LE MALAISE DE LA «MALTERNITÉ»
Marie-Ève est mère de deux adolescents qu’elle affectionne profondément. Toutefois, une chose reste claire dans son esprit. «Si c’était à refaire, je ne le referais pas», déclare-t-elle sans hésitation au sujet de ses maternités. Elle a même rebaptisé le terme «malternité», symbole d’une réalité qui l’a si longtemps tourmenté. «Pouvoir dire que je regrette d’être mère m’a grandement soulagée», partage-t-elle. Son premier choc a été de réaliser qu’une fois maman, tout s’effaçait au profit de l’enfant. «C’est comme si toute l’énergie va vers lui, pour répondre à ses besoins», raconte Marie-Ève qui manquait de temps pour elle-même. Mais être mère est le métier d’une vie — son second choc — qu’elle exerce désormais tant bien que mal. «J’aime le temps que je partage avec mes enfants, mais ce n’est vraiment pas instinctif», confie-t-elle. «Il n’y a pas d’instinct maternel, juste de l’obligation.» Ses enfants le savent, Marie-Ève ayant toujours été très transparente avec eux. «Ils ne l’ont pas mal pris et on tourne beaucoup ça en blagues», relate-t-elle. Elle ne souhaite créer en eux ni traumatisme ni blessure d’abandon, mais plutôt instiller des valeurs d’indépendance et de responsabilisation basées sur un dialogue honnête. S’ils doivent faire un choix, elle ne le fait pas pour eux, mais leur explique les potentielles conséquences. S’ils accomplissent un exploit, elle n’est pas fière d’eux, mais s’assure qu’eux-mêmes le soient. «Je ressens de l’amour, mais je les laisse vivre», résume-t-elle.

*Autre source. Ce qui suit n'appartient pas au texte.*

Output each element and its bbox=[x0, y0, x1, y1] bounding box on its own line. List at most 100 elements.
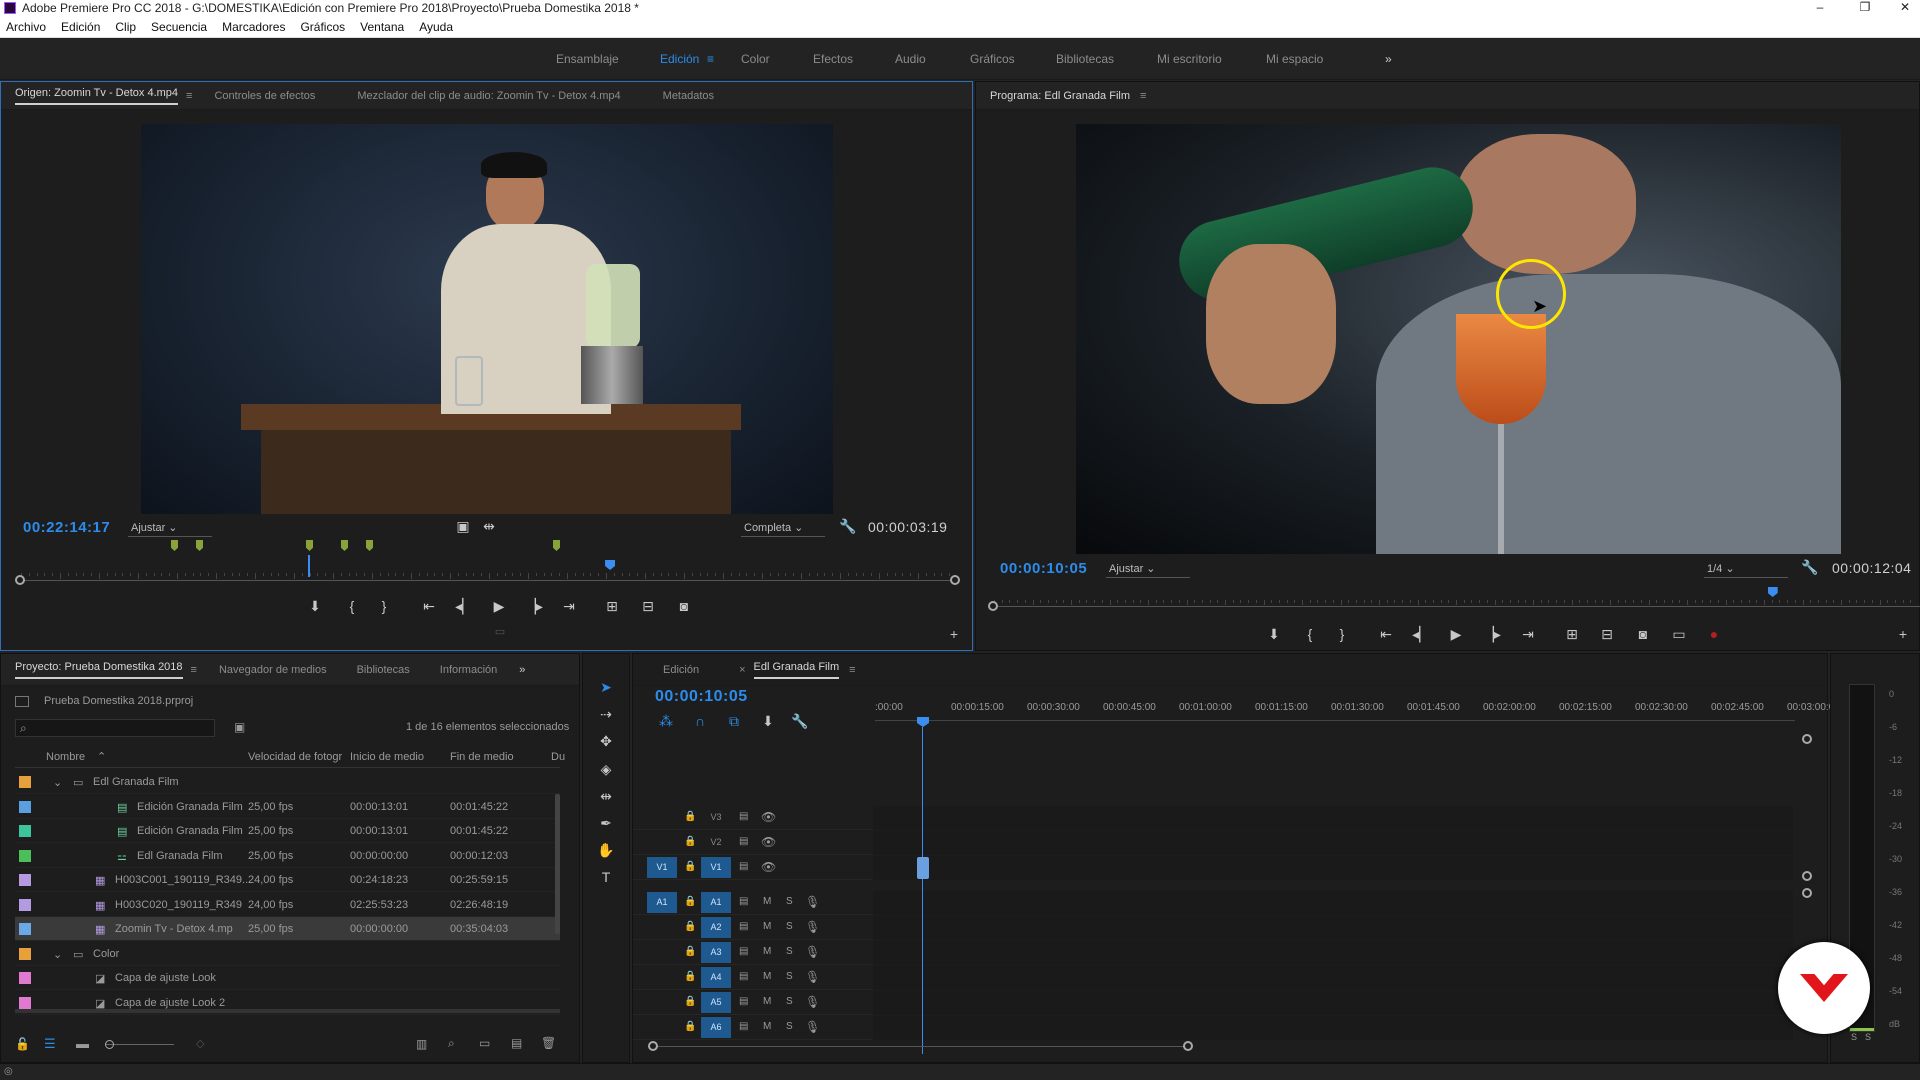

RENOUER AVEC LA RÉALITÉ Mais avant que l’expérience de la maternité ne tourne au cauchemar, la société a vendu à Marie-Ève un rêve: celui d’accéder au bonheur par le statut de mère. Deux enfants, une dépression post-partum et un océan de culpabilité achèveront cependant de briser cette illusion. «J’ai ressenti de la colère envers ma famille, envers le modèle dans lequel j’ai été élevée», relate-t-elle. «J’avais l’impression de me réveiller après un cauchemar et que ce n’était pas moi qui avais pris la décision.» Aujourd’hui, elle parle ouvertement de son vécu, incarnant le contre-modèle qu’elle aurait voulu connaître plus tôt et encourageant d’autres femmes en «malternité» à sortir de cette solitude taboue. Mais par-dessus tout, en parler aide Marie-Ève à faire la paix intérieurement. «Si je veux être heureuse dans cette réalité-là, je n’ai pas d’autre choix que d’être honnête envers moi-même», raisonne-t-elle.